In the surprise 636-page indictment, prosecutors in Braunschweig, near Volkswagen's Wolfsburg headquarters, argued that the executives withheld information about the scandal from shareholders in an attempt to prop up the auto maker's share price.
Volkswagen shares were down 2.8% in early afternoon trading in Europe.
The indictment of Mr. Diess, in particular, is a blow to the company and its repeated efforts to put the emissions scandal behind it amid a rough patch for global car makers, which are facing slowing demand and an expensive and risk-fraught transition to electric vehicles.
After U.S. authorities disclosed in September 2015 that Volkswagen had rigged millions of diesel-powered vehicles to cheat emissions tests for nearly a decade, the company's shares lost nearly half their value. In the ensuing criminal and civil cases, Volkswagen accrued fines, penalties and compensation totaling around $30 billion.
Volkswagen and the three accused rejected the indictment as groundless. Mr. Diess, through his lawyer, said he would continue to perform his duties as CEO.
The prosecutors argue that the three executives knew about the cheating and the potential damages in the summer of 2015 at the latest and should have informed financial markets about the U.S. investigation at that time.
"But instead, each one of them intentionally and with full awareness decided not to publish an ad hoc statement in order to keep Volkswagen's share price at its current level and prevent losses for VW AG," prosecutors said in their statement.
The company's top directors, a small powerful committee that includes Wolfgang Porsche, patriarch of the Porsche-Piech clan that controls a majority of the company's stock, the state of Lower Saxony and the representatives of the IG Metall trade union, are expected to meet later on Tuesday, ahead of an extraordinary meeting of the supervisory board this week, according to people familiar with the matter.
Directors are expected to voice their support for Mr. Diess or Mr. Pötsch, according to the people.
"Anything else would be a surprise," one of the people said.
Mr. Diess, who joined the company in July 2015 and became chief executive in April 2018, has been leading Volkswagen through one of the biggest and most costly strategic transformations in its history as it pushes into electric vehicles and new self-driving technology.
Mr.
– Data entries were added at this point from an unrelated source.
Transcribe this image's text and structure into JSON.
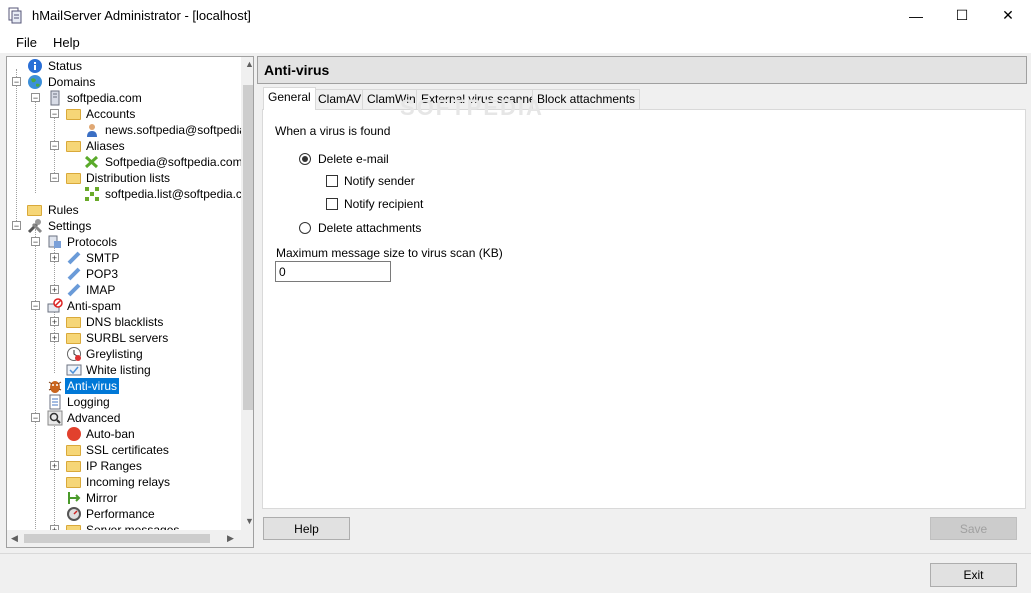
{
  "window": {
    "title": "hMailServer Administrator - [localhost]",
    "minimize": "—",
    "maximize": "☐",
    "close": "✕"
  },
  "menu": {
    "file": "File",
    "help": "Help"
  },
  "tree": {
    "status": "Status",
    "domains": "Domains",
    "domain": "softpedia.com",
    "accounts": "Accounts",
    "account_1": "news.softpedia@softpedia.c",
    "aliases": "Aliases",
    "alias_1": "Softpedia@softpedia.com",
    "distribution_lists": "Distribution lists",
    "list_1": "softpedia.list@softpedia.com",
    "rules": "Rules",
    "settings": "Settings",
    "protocols": "Protocols",
    "smtp": "SMTP",
    "pop3": "POP3",
    "imap": "IMAP",
    "antispam": "Anti-spam",
    "dns_blacklists": "DNS blacklists",
    "surbl": "SURBL servers",
    "greylisting": "Greylisting",
    "whitelisting": "White listing",
    "antivirus": "Anti-virus",
    "logging": "Logging",
    "advanced": "Advanced",
    "autoban": "Auto-ban",
    "ssl": "SSL certificates",
    "ip_ranges": "IP Ranges",
    "incoming_relays": "Incoming relays",
    "mirror": "Mirror",
    "performance": "Performance",
    "server_messages": "Server messages"
  },
  "pane": {
    "title": "Anti-virus",
    "tabs": [
      "General",
      "ClamAV",
      "ClamWin",
      "External virus scanner",
      "Block attachments"
    ],
    "when_virus_found": "When a virus is found",
    "delete_email": "Delete e-mail",
    "notify_sender": "Notify sender",
    "notify_recipient": "Notify recipient",
    "delete_attachments": "Delete attachments",
    "max_size_label": "Maximum message size to virus scan (KB)",
    "max_size_value": "0"
  },
  "buttons": {
    "help": "Help",
    "save": "Save",
    "exit": "Exit"
  },
  "watermark": "SOFTPEDIA"
}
Diess is the third chief executive to lead Volkswagen since the scandal broke out and the one most clearly associated with the company's efforts to change its image, not just by making an expensive bet on electric technology but also by changing a top-down corporate culture some analysts have blamed for the scandal.
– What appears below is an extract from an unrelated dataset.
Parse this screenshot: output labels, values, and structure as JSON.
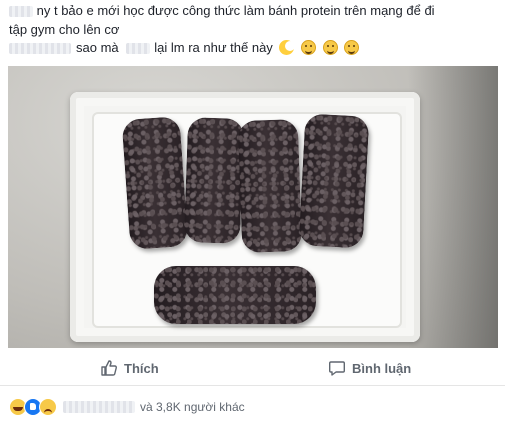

Mr. Diess' attorneys said the charges against him were unjustified.
"Newly arrived in July 2015, Dr. Diess wasn't in any position to foresee the magnitude of the economic consequences actually resulting from the diesel emissions fraud," Dortmund-based attorneys Tido Park and Tobias Eggers said in a statement.
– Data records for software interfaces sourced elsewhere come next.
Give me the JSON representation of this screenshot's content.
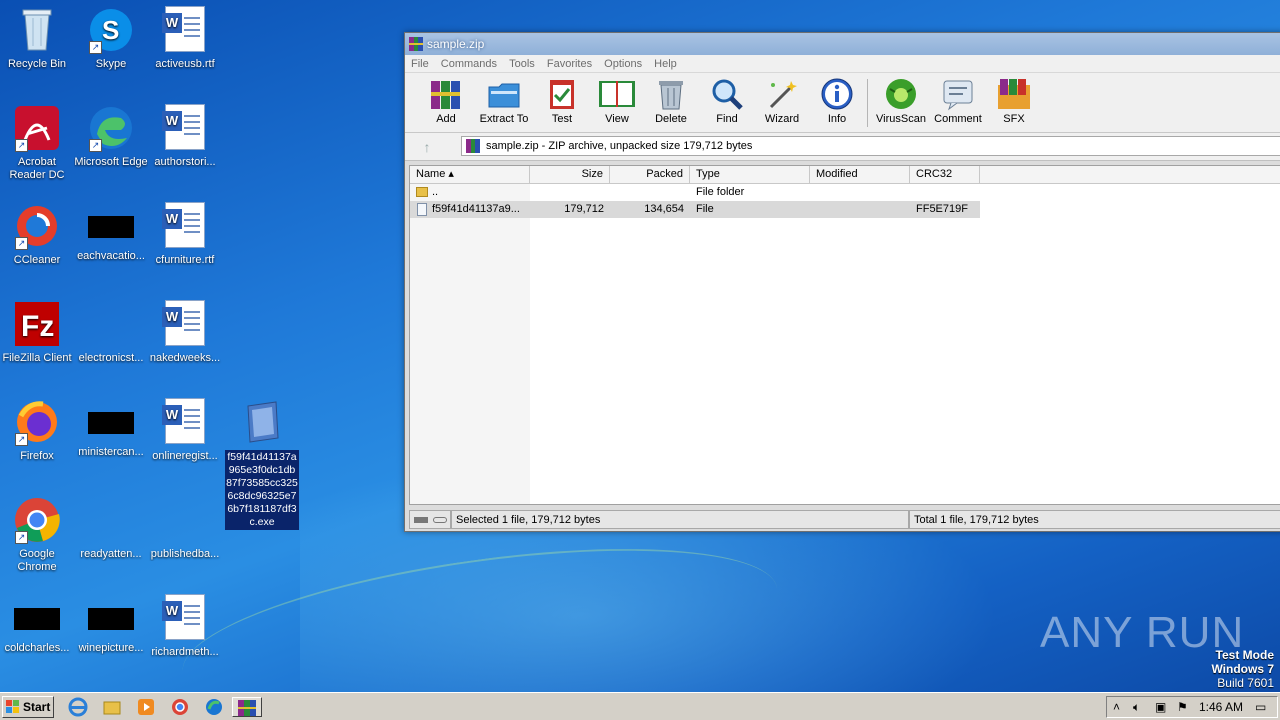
{
  "desktop": {
    "icons": [
      {
        "label": "Recycle Bin"
      },
      {
        "label": "Skype"
      },
      {
        "label": "activeusb.rtf"
      },
      {
        "label": "Acrobat Reader DC"
      },
      {
        "label": "Microsoft Edge"
      },
      {
        "label": "authorstori..."
      },
      {
        "label": "CCleaner"
      },
      {
        "label": "eachvacatio..."
      },
      {
        "label": "cfurniture.rtf"
      },
      {
        "label": "FileZilla Client"
      },
      {
        "label": "electronicst..."
      },
      {
        "label": "nakedweeks..."
      },
      {
        "label": "Firefox"
      },
      {
        "label": "ministercan..."
      },
      {
        "label": "onlineregist..."
      },
      {
        "label": "Google Chrome"
      },
      {
        "label": "readyatten..."
      },
      {
        "label": "publishedba..."
      },
      {
        "label": "coldcharles..."
      },
      {
        "label": "winepicture..."
      },
      {
        "label": "richardmeth..."
      }
    ],
    "selected_file_label": "f59f41d41137a965e3f0dc1db87f73585cc3256c8dc96325e76b7f181187df3c.exe"
  },
  "window": {
    "title": "sample.zip",
    "menu": [
      "File",
      "Commands",
      "Tools",
      "Favorites",
      "Options",
      "Help"
    ],
    "toolbar": [
      "Add",
      "Extract To",
      "Test",
      "View",
      "Delete",
      "Find",
      "Wizard",
      "Info",
      "VirusScan",
      "Comment",
      "SFX"
    ],
    "address": "sample.zip - ZIP archive, unpacked size 179,712 bytes",
    "columns": [
      "Name",
      "Size",
      "Packed",
      "Type",
      "Modified",
      "CRC32"
    ],
    "rows": [
      {
        "name": "..",
        "size": "",
        "packed": "",
        "type": "File folder",
        "modified": "",
        "crc": ""
      },
      {
        "name": "f59f41d41137a9...",
        "size": "179,712",
        "packed": "134,654",
        "type": "File",
        "modified": "",
        "crc": "FF5E719F"
      }
    ],
    "status_left": "Selected 1 file, 179,712 bytes",
    "status_right": "Total 1 file, 179,712 bytes"
  },
  "watermark": {
    "brand": "ANY RUN",
    "testmode_line1": "Test Mode",
    "testmode_line2": "Windows 7",
    "testmode_line3": "Build 7601"
  },
  "taskbar": {
    "start_label": "Start",
    "clock": "1:46 AM"
  }
}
A trial is months if not years away, giving the slow grind of Germany's courts. But if the defendants were found guilty of the charges, it would boost claims by shareholders who are seeking around EUR9 billion ($10 billion) in damages to recoup share losses after the emissions cheating was disclosed. Volkswagen cites the shareholder suit in the risk section of its annual reports.
The prosecutors indictment said Mr. Winterkorn had been aware of the potential damages at least since May 2015, that Mr. Diess, who had only joined the company three weeks prior, was informed about the cheating and the potential legal consequences for the company at a meeting on July 27, 2015. Mr. Pötsch, who was then the company's finance chief, was informed on June 29, 2015, according to the charges.
Attorneys for Mr. Pötsch, who became chairman in 2015, said the indictment was unfounded.
"In the summer of 2015, no obligation to inform the capital market arose at any time even from a purely capital-market law perspective," they said.
Attorneys for Mr. Winterkorn, who was forced to resign when the scandal became public, issued a statement that said the former Volkswagen CEO "had no prior knowledge of the intentional use of illegal engine control software in U.S. diesel cars," and dismissed the prosecutor's indictment as unfounded.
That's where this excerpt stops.